The Northern Fleet is the largest of Russia’s four fleet’s, but President Vladimir Putin again decided not to fly north to Severomorsk, but instead joined the main naval parade in his hometown St. Petersburg. Similar parades took place in the Pacific Fleet’s locations of Vladivostok and Petropavlovsk-Kamchatskiy as well as in Sevastopol on Crimea where the Black Sea Fleet has its headquarters.
Speaking to the audience of navy officers, Putin focused on the modernization of the fleet, saying: “This year, forty ships and vessels of various classes will be accepted into its composition, and a few days ago, six more world-oceans going new ships were laid down at three leading shipyards in Russia.”
The President said the fleet’s increased combat capabilities “will be achieved through the widespread introduction of advanced digital technologies that have no analogous in the world of hypersonic strike systems, unmanned underwater vehicles, due to the most effective means of defense.”
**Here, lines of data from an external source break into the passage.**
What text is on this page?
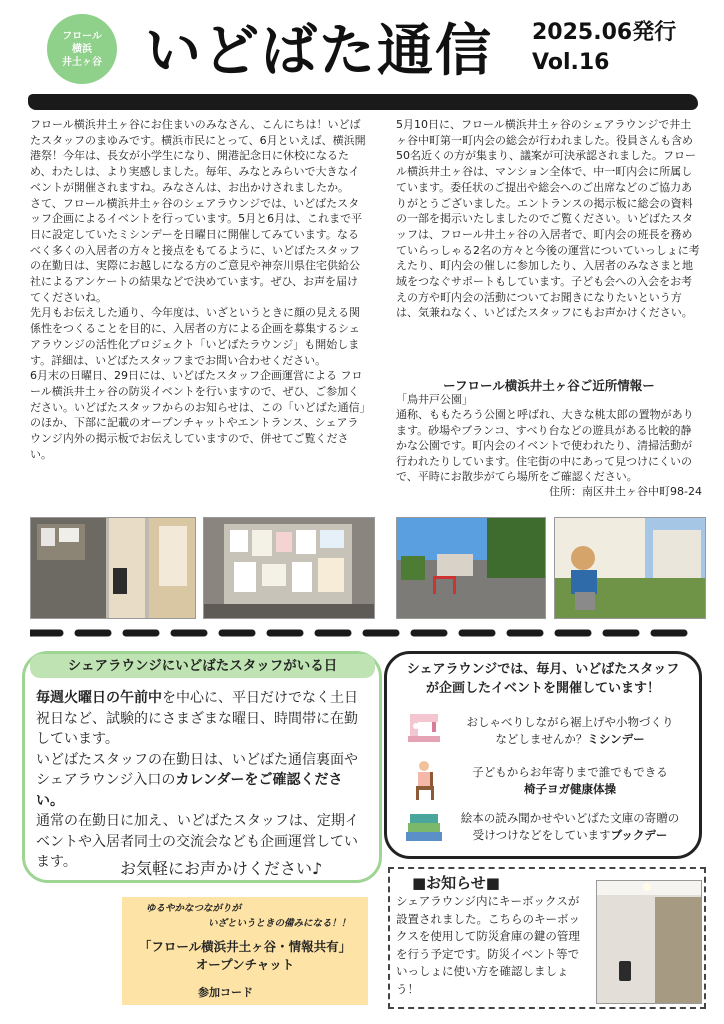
フロール
横浜
井土ヶ谷 いどばた通信 2025.06発行
Vol.16

フロール横浜井土ヶ谷にお住まいのみなさん、こんにちは！いどばたスタッフのまゆみです。横浜市民にとって、6月といえば、横浜開港祭！今年は、長女が小学生になり、開港記念日に休校になるため、わたしは、より実感しました。毎年、みなとみらいで大きなイベントが開催されますね。みなさんは、お出かけされましたか。

さて、フロール横浜井土ヶ谷のシェアラウンジでは、いどばたスタッフ企画によるイベントを行っています。5月と6月は、これまで平日に設定していたミシンデーを日曜日に開催してみています。なるべく多くの入居者の方々と接点をもてるように、いどばたスタッフの在勤日は、実際にお越しになる方のご意見や神奈川県住宅供給公社によるアンケートの結果などで決めています。ぜひ、お声を届けてくださいね。

先月もお伝えした通り、今年度は、いざというときに顔の見える関係性をつくることを目的に、入居者の方による企画を募集するシェアラウンジの活性化プロジェクト「いどばたラウンジ」も開始します。詳細は、いどばたスタッフまでお問い合わせください。

6月末の日曜日、29日には、いどばたスタッフ企画運営による フロール横浜井土ヶ谷の防災イベントを行いますので、ぜひ、ご参加ください。いどばたスタッフからのお知らせは、この「いどばた通信」のほか、下部に記載のオープンチャットやエントランス、シェアラウンジ内外の掲示板でお伝えしていますので、併せてご覧ください。

5月10日に、フロール横浜井土ヶ谷のシェアラウンジで井土ヶ谷中町第一町内会の総会が行われました。役員さんも含め50名近くの方が集まり、議案が可決承認されました。フロール横浜井土ヶ谷は、マンション全体で、中一町内会に所属しています。委任状のご提出や総会へのご出席などのご協力ありがとうございました。エントランスの掲示板に総会の資料の一部を掲示いたしましたのでご覧ください。いどばたスタッフは、フロール井土ヶ谷の入居者で、町内会の班長を務めていらっしゃる2名の方々と今後の運営についていっしょに考えたり、町内会の催しに参加したり、入居者のみなさまと地域をつなぐサポートもしています。子ども会への入会をお考えの方や町内会の活動についてお聞きになりたいという方は、気兼ねなく、いどばたスタッフにもお声かけください。

ーフロール横浜井土ヶ谷ご近所情報ー
「鳥井戸公園」
通称、ももたろう公園と呼ばれ、大きな桃太郎の置物があります。砂場やブランコ、すべり台などの遊具がある比較的静かな公園です。町内会のイベントで使われたり、清掃活動が行われたりしています。住宅街の中にあって見つけにくいので、平時にお散歩がてら場所をご確認ください。
住所：南区井土ヶ谷中町98-24
シェアラウンジにいどばたスタッフがいる日

毎週火曜日の午前中を中心に、平日だけでなく土日祝日など、試験的にさまざまな曜日、時間帯に在勤しています。

いどばたスタッフの在勤日は、いどばた通信裏面やシェアラウンジ入口のカレンダーをご確認ください。

通常の在勤日に加え、いどばたスタッフは、定期イベントや入居者同士の交流会なども企画運営しています。	お気軽にお声かけください♪
シェアラウンジでは、毎月、いどばたスタッフ
が企画したイベントを開催しています！
おしゃべりしながら裾上げや小物づくり
などしませんか？ミシンデー
子どもからお年寄りまで誰でもできる
椅子ヨガ健康体操
絵本の読み聞かせやいどばた文庫の寄贈の
受けつけなどをしていますブックデー
ゆるやかなつながりが
いざというときの備みになる！！
「フロール横浜井土ヶ谷・情報共有」
オープンチャット
参加コード
■お知らせ■
シェアラウンジ内にキーボックスが設置されました。こちらのキーボックスを使用して防災倉庫の鍵の管理を行う予定です。防災イベント等でいっしょに使い方を確認しましょう！
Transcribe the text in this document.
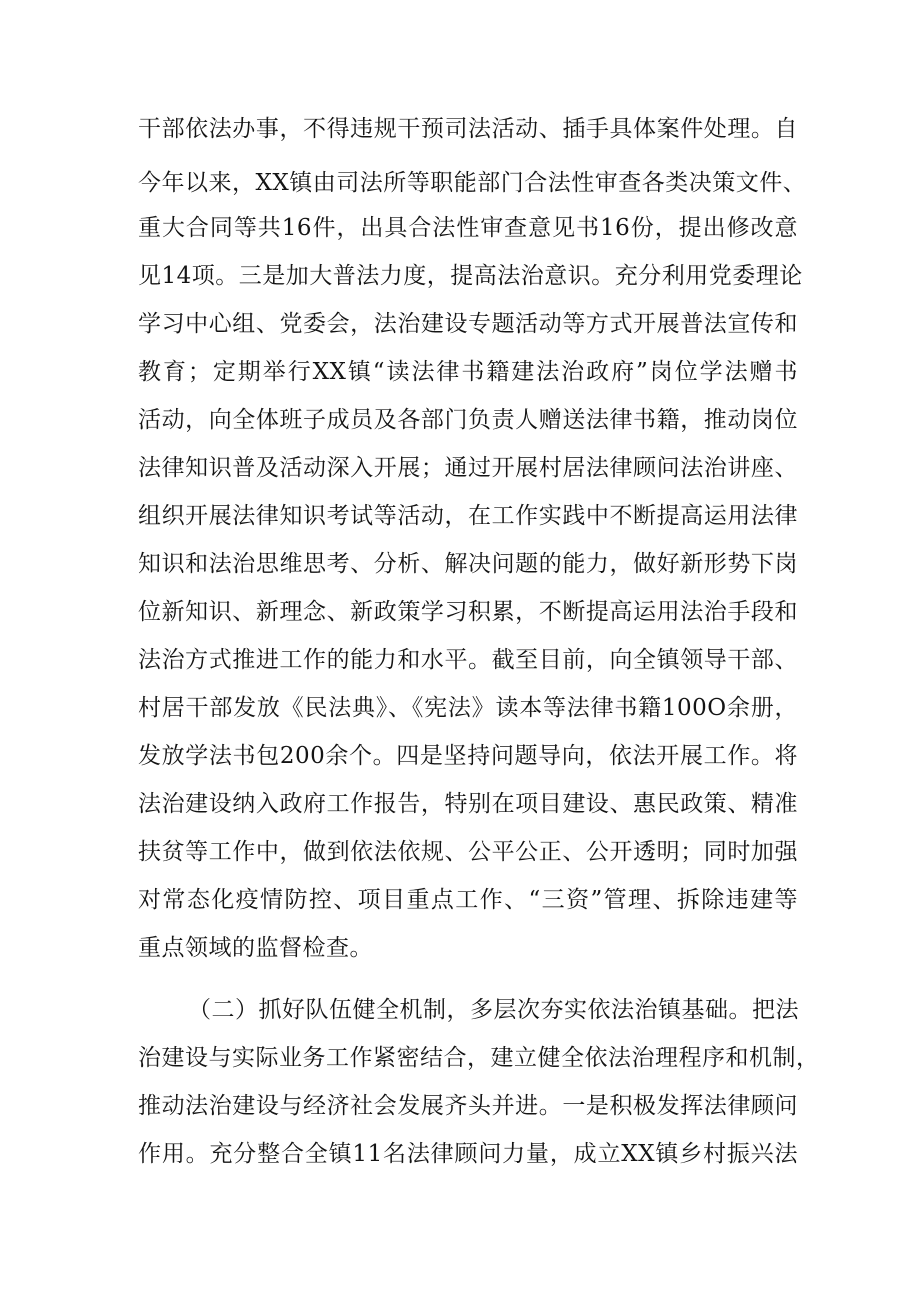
干部依法办事，不得违规干预司法活动、插手具体案件处理。自
今年以来，XX镇由司法所等职能部门合法性审查各类决策文件、
重大合同等共16件，出具合法性审查意见书16份，提出修改意
见14项。三是加大普法力度，提高法治意识。充分利用党委理论
学习中心组、党委会，法治建设专题活动等方式开展普法宣传和
教育；定期举行XX镇“读法律书籍建法治政府”岗位学法赠书
活动，向全体班子成员及各部门负责人赠送法律书籍，推动岗位
法律知识普及活动深入开展；通过开展村居法律顾问法治讲座、
组织开展法律知识考试等活动，在工作实践中不断提高运用法律
知识和法治思维思考、分析、解决问题的能力，做好新形势下岗
位新知识、新理念、新政策学习积累，不断提高运用法治手段和
法治方式推进工作的能力和水平。截至目前，向全镇领导干部、
村居干部发放《民法典》、《宪法》读本等法律书籍100O余册，
发放学法书包200余个。四是坚持问题导向，依法开展工作。将
法治建设纳入政府工作报告，特别在项目建设、惠民政策、精准
扶贫等工作中，做到依法依规、公平公正、公开透明；同时加强
对常态化疫情防控、项目重点工作、“三资”管理、拆除违建等
重点领域的监督检查。
（二）抓好队伍健全机制，多层次夯实依法治镇基础。把法
治建设与实际业务工作紧密结合，建立健全依法治理程序和机制，
推动法治建设与经济社会发展齐头并进。一是积极发挥法律顾问
作用。充分整合全镇11名法律顾问力量，成立XX镇乡村振兴法
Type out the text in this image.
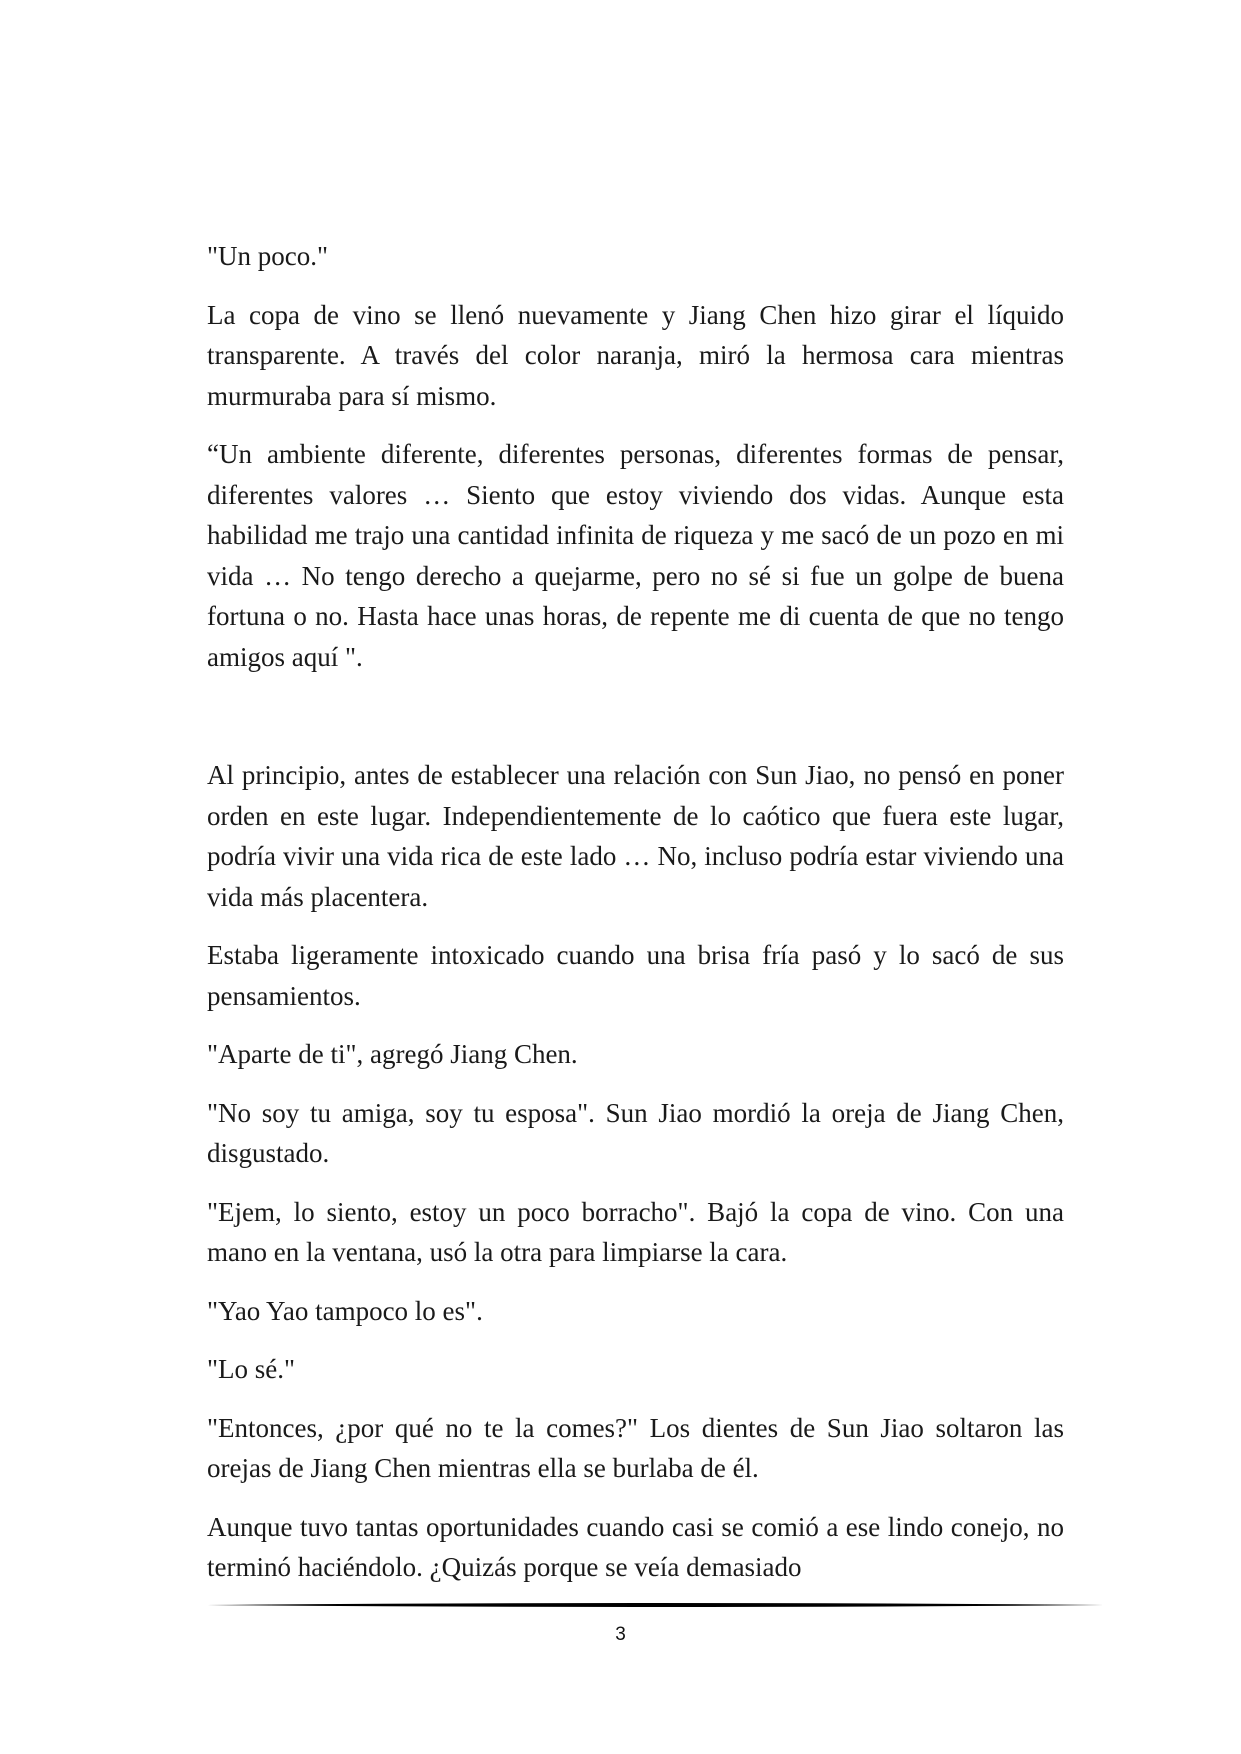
"Un poco."

La copa de vino se llenó nuevamente y Jiang Chen hizo girar el líquido transparente. A través del color naranja, miró la hermosa cara mientras murmuraba para sí mismo.

“Un ambiente diferente, diferentes personas, diferentes formas de pensar, diferentes valores … Siento que estoy viviendo dos vidas. Aunque esta habilidad me trajo una cantidad infinita de riqueza y me sacó de un pozo en mi vida … No tengo derecho a quejarme, pero no sé si fue un golpe de buena fortuna o no. Hasta hace unas horas, de repente me di cuenta de que no tengo amigos aquí ".

Al principio, antes de establecer una relación con Sun Jiao, no pensó en poner orden en este lugar. Independientemente de lo caótico que fuera este lugar, podría vivir una vida rica de este lado … No, incluso podría estar viviendo una vida más placentera.

Estaba ligeramente intoxicado cuando una brisa fría pasó y lo sacó de sus pensamientos.

"Aparte de ti", agregó Jiang Chen.

"No soy tu amiga, soy tu esposa". Sun Jiao mordió la oreja de Jiang Chen, disgustado.

"Ejem, lo siento, estoy un poco borracho". Bajó la copa de vino. Con una mano en la ventana, usó la otra para limpiarse la cara.

"Yao Yao tampoco lo es".

"Lo sé."

"Entonces, ¿por qué no te la comes?" Los dientes de Sun Jiao soltaron las orejas de Jiang Chen mientras ella se burlaba de él.

Aunque tuvo tantas oportunidades cuando casi se comió a ese lindo conejo, no terminó haciéndolo. ¿Quizás porque se veía demasiado

3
Although the majority of participating warships in the waters outside Severomorsk on Sunday were built in the late Soviet period, the Russian navy’s weapon systems have seen a significant improvement over the last few years.
The only post-Soviet design vessel participating in Severomorsk was the newest Borei-A class ballistic missile submarine, the “Knyaz Vladimir” which joined the Northern Fleet a few weeks ago.